Etienne Dugas, président de l’ex-fédération des industriels de la fibre qui est récemment devenue InfraNum, la fédération des entreprises partenaires des territoires connectés a accordé une interview dans le cadre des Etats Généraux des RIP
L’occasion de faire avec lui un point sur les réseaux qui sont actuellement très sollicités et sur l’avancée du déploiement de la fibre alors que la France tourne au ralenti.
12 millions d’écoliers en ligne, la moitié de la population en télétravail à domicile, des dizaines de milliers de personnes confinées chez elles avec leurs smartphones, leurs tablettes, leurs ordinateurs… Les réseaux nous sont devenus vitaux. Vont-ils tenir ?
Le secteur des communications électroniques fait partie des activités essentielles reconnues par l’Etat depuis longtemps. C’est un fait juridique qui entraine des obligations pour les opérateurs notamment en termes de continuité d’activité. La situation est exceptionnelle, mais les opérateurs sont organisés pour maintenir en fonction les réseaux. Les impacts sur le débit sont maitrisés, même si on constate que les flux des grands diffuseurs doivent parfois être adaptés. Au niveau du maintien de l’accès et des réseaux, il y a eu quelques couacs de départ, comme l’intervention de forces de l’ordre pour renvoyer les agents de maintenance chez eux ou bien certaines communes qui refusaient des interventions par précaution, mais les ministères concernés ont désormais mis en place des moyens administratifs pour fluidifier ces opérations, avec l’appui des associations de collectivités quand cela est nécessaire.
Le Plan France Très Haut Débit affiche des objectifs ambitieux, la filière a doublé sa capacité de déploiement de lignes l’an dernier. La crise actuelle met-elle un coup d’arrêt aux déploiements, la filière souffre-t-elle ?
Si nous considérons que la maintenance peut désormais se poursuivre sans difficulté majeure, nous avons en revanche tiré la sonnette d’alarme sur la partie déploiement. Il est primordial de n’envoyer des agents sur le terrain que si nous avons la capacité à les protéger. Ce sont exactement les mêmes problèmes que pour la branche des travaux publics et pour cause, ce sont en partie les mêmes métiers. De manière générale, nous avons un problème de rupture de chaîne logistique, avec des ressources de transport plus limitées, des installations électriques au compte-goutte, aucun moyen de logement pour les ouvriers en déplacement pour ne citer qu’un exemple, mais notre plus gros enjeu… c’est celui des travaux publics.

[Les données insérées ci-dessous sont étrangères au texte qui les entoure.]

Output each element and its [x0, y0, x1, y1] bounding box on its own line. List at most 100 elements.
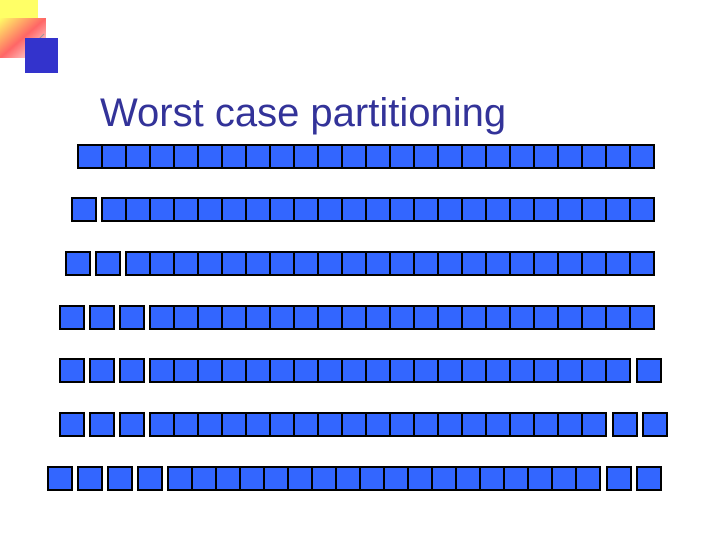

Nous ne pourrons pas produire sans eux et la situation est urgente. La chaîne de production des infrastructures numériques tourne déjà au ralenti, elle s’épuise chaque jour un peu plus, et sans intervention de l’Etat elle s’arrêtera probablement à la fin du mois, c’est-à-dire aujourd’hui. Si nous en arrivons là, les impacts économiques et sociaux seront terribles. Nous dialoguons quasi quotidiennement avec l’Etat et espérons que les moyens de redresser la barre seront trouvés à temps. Dans le cas inverse, c’est-à-dire si les entreprises ferment temporairement, d’une part une partie d’entre elle ne s’en remettrait probablement pas et d’autre part la filière mettrait une année entière pour revenir à une production nominale, avec une facture extrêmement lourde notamment en termes de chômage.
Selon vous, qu’est-ce que cette crise sanitaire peut nous apprendre sur le rôle que les réseaux jouent et seront amenés à jouer dorénavant dans nos vies ?
Ce n’était évidemment pas souhaitable, mais il me semble que la démonstration est criante quant à l’importance des réseaux et d’internet pour chacun d’entre nous, et pour la vie du pays en général. Imaginez la même crise sans moyen numérique, sans télétravail, sans divertissement digital… L’accès à internet est vraiment devenu essentiel et c’est d’ailleurs ce qui est désormais inscrit dans le code européen des communications électroniques (qui sera transposé d’ici la fin de l’année), puisque qu’internet fait désormais partie du service universel. Gageons également que l’Etat aura à cœur, lorsque la situation sera revenue à la normale, de compléter enfin à 100% les financements du FSN pour sécuriser le déploiement de la fibre optique jusque dans chaque foyer, y compris les plus ruraux, avec d’assurer une équité numérique.